Ontem, o museu que leva o no­­me do garoto morto teve um movimento maior do que o de costume. O local já virou um dos pontos tu­­rísticos da cidade. Lá, principalmente em tempos de Copa, se pode encontrar gente de todo o mundo.

"Não conhecia a história. É mui­­­­­to triste, mas ao mesmo tempo bonita. Pois a partir daí tudo mu­­dou", afirma o paulista Carlos Gal­­garo, contando tudo que aprendeu em pouco mais de uma hora de visita na casa.

Mesmo sem se conhecer o assunto, uma pequena visita é suficiente para colocar o público a par de detalhes interessantes sobre o episódio. Por exemplo, que a passeata reuniu cerca de 10 mil estudantes e que foi planejada em se­­gredo pelos jovens do Soweto.
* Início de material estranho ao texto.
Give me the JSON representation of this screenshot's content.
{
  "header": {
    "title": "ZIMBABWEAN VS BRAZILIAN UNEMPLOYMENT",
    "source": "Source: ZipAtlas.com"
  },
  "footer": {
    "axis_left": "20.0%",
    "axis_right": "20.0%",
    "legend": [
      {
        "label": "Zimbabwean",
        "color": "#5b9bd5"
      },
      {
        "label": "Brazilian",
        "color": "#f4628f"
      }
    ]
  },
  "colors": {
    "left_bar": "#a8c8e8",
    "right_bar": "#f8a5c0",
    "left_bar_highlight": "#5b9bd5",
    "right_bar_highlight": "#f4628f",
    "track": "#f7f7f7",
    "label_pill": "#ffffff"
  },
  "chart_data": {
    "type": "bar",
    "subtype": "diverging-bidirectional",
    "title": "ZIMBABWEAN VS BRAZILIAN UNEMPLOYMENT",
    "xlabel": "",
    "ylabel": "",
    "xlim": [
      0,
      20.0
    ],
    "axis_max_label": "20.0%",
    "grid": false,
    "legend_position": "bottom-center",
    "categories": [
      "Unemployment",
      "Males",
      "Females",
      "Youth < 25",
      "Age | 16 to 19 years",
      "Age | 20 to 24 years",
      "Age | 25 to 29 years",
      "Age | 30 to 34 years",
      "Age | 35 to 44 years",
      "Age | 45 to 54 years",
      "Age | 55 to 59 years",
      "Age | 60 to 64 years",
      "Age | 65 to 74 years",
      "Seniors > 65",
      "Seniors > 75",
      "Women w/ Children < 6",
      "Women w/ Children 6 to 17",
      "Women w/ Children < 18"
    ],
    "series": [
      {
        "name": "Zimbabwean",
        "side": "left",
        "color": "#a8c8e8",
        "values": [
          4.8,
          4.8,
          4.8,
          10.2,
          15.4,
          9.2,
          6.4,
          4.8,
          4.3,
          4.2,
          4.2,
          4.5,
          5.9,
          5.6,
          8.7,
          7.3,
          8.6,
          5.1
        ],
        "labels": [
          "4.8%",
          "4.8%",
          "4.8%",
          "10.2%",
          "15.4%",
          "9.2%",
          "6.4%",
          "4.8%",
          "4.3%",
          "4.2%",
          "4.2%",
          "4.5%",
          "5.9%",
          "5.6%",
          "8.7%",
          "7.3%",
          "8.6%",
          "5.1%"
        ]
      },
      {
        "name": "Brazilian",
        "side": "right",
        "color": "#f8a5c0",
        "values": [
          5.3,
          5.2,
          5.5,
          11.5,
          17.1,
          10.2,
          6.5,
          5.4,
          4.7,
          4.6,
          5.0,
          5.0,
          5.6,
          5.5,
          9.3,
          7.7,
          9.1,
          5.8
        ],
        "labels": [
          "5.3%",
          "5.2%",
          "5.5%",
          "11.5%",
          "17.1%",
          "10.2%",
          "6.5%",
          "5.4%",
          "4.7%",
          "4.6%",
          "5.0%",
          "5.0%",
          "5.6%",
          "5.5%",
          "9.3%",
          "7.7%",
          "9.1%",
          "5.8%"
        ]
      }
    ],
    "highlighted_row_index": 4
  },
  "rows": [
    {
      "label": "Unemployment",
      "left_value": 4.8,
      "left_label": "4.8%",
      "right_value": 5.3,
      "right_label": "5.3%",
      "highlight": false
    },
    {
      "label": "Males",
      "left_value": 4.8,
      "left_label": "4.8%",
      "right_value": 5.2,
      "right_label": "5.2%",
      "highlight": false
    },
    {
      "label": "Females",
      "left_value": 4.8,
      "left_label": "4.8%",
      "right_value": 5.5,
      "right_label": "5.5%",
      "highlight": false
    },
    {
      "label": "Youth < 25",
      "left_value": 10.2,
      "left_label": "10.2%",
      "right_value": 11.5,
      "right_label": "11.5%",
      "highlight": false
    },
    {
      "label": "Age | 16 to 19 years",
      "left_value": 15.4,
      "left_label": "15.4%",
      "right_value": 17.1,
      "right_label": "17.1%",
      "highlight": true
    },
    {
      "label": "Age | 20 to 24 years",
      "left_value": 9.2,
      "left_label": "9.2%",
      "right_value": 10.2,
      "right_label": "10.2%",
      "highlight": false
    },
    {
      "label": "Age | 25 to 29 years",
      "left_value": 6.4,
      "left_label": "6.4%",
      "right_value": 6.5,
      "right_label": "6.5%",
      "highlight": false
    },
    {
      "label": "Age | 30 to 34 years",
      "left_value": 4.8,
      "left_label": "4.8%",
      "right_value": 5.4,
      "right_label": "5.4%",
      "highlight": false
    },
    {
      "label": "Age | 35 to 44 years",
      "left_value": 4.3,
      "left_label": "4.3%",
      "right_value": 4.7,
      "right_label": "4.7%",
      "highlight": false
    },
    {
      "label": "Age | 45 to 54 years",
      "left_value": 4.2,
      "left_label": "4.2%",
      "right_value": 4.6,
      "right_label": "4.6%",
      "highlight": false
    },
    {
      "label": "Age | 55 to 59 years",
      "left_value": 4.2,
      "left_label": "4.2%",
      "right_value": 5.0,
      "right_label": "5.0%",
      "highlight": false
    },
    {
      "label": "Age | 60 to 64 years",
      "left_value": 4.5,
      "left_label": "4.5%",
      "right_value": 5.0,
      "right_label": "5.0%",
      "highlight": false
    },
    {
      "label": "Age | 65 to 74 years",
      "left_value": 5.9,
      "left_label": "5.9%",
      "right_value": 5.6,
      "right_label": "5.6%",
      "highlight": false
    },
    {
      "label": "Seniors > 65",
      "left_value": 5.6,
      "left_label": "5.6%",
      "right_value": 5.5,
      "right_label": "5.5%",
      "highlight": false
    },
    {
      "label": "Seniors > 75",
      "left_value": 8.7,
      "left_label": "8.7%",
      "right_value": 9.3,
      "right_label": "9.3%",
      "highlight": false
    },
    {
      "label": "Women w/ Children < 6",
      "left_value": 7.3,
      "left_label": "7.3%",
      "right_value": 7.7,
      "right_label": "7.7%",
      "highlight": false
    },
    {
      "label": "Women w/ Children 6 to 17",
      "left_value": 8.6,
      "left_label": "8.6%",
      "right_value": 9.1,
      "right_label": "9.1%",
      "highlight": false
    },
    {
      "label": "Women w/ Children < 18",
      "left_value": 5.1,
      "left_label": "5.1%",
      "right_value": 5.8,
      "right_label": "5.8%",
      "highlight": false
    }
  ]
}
Outro fato interessante é que não se sabe ao certo o número de feridos a bala, pois os médicos dos hospitais, com medo de represálias da polícia, a cada ferimento desses anotavam no prontuário médico como se fosse abscesso.

Olhando as várias peças do mu­­seu, com vídeos, fotos e histórias, se sai de lá com um imenso ma­­te­­rial para reflexão. Um deles, após ouvir o relato da irmã de Hec­­tor, sobre o que determina que um sim­­ples menino morra e vire ícone de uma nação.

"Eu vi ele na multidão, mas ele não me viu. Chamei ele, mas ele não me ouviu. Então veio um tiro e ele se perdeu na multidão. Re­­solvi ficar ali esperando por ele", conta Antoinnette Sitholo, em um documentário.